Oh, God! He didn’t see what I meant because it hadn’t occurred to him that I don’t want to play Missus Doctor. That I couldn’t play Missus Doctor, even for him. Maybe if I loved him that little bit more, I could make the sacrifice. But the trouble is that I only love him in some ways, not in all ways.

“Duncan, listen to me,” I said like steel. “I’m not ready to marry anyone, I’m not ready to settle down. Truthfully, I doubt that I’ll ever be ready to settle down, at least to the sort of life I would have had with David, that I would with you.”

Jealousy, even at this moment! “Who is David?” he asked.

“My ex-fiancé—he’s nothing,” I said. “Go back to your wife, Duncan, or find a woman who wants to live in your world if you can’t face it with Cathy. But forget me. I don’t want affairs with married men, and I don’t want you to dream of me as the second Mrs. Forsythe. It’s over, and that’s as plain as I can say it.”

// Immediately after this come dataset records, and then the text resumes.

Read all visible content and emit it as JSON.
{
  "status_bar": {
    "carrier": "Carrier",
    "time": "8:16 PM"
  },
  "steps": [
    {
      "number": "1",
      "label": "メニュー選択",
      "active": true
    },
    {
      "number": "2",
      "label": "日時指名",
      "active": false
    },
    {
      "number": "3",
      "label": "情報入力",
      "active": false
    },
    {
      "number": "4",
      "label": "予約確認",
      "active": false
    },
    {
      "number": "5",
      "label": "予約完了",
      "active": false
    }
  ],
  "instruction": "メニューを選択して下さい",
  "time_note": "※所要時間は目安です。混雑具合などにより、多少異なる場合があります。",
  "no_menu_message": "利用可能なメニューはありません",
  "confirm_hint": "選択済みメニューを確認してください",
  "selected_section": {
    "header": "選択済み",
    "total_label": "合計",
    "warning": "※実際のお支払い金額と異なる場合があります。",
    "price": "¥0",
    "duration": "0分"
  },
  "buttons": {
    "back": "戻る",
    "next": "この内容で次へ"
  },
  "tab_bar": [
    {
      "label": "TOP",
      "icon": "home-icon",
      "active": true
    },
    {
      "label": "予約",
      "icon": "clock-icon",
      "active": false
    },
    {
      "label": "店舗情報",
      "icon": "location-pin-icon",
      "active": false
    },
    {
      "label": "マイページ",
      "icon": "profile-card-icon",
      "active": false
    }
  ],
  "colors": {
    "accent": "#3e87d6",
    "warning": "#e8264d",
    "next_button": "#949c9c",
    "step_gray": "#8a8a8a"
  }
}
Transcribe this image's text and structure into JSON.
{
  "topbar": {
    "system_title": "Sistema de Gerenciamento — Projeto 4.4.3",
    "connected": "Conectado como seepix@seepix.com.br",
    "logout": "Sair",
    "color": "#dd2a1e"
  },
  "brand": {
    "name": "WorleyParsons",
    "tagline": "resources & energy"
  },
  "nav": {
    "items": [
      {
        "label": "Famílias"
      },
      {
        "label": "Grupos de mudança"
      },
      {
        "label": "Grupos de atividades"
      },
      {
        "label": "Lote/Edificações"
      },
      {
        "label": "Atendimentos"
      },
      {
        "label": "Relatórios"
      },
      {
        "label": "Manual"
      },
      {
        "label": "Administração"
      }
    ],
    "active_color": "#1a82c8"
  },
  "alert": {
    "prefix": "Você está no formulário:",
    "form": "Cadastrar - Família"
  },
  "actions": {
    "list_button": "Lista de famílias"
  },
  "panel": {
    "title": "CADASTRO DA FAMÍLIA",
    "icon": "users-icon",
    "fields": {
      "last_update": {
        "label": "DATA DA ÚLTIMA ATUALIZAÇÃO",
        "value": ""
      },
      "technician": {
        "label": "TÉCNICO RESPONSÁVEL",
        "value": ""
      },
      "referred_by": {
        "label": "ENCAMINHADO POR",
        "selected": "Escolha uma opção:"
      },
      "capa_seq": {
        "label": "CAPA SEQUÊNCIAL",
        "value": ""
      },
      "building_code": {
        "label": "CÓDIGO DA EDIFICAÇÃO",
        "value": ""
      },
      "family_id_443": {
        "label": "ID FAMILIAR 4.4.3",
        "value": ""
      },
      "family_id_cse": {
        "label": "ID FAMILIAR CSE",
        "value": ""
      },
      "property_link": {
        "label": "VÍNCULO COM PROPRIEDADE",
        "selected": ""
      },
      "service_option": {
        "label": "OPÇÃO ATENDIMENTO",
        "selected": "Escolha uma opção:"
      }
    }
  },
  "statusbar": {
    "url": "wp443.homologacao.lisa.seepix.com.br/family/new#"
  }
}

“You don’t love me,” he said dully.

“Yes, I do love you. But I don’t want to build any nests in the suburbs, and I don’t want to feel grubby.”

“But children! You must want children!” he floundered.

“I don’t deny that I’d like at least one child, but it has to be on my terms, and I’d rather do without a child if that means asking a man to assume responsibility for my fate. You’re no Ezra, Duncan, but you come from the same world, you expect the same commitments, you compartmentalise women identically. Some for fun, some for procreation. I take it as a great compliment that you’d rather I was your wife than your mistress, but I don’t want to be either.”

“I don’t understand you,” he said, utterly bewildered.

“No, sir, and you never will.” I went to the door and held it open. “Goodbye, sir. I mean it.”

“Goodbye, then, my love,” he said, and left me.

Oh, that was awful! I must love him, because I hurt terribly. But I’m so glad it’s over before it could get worse.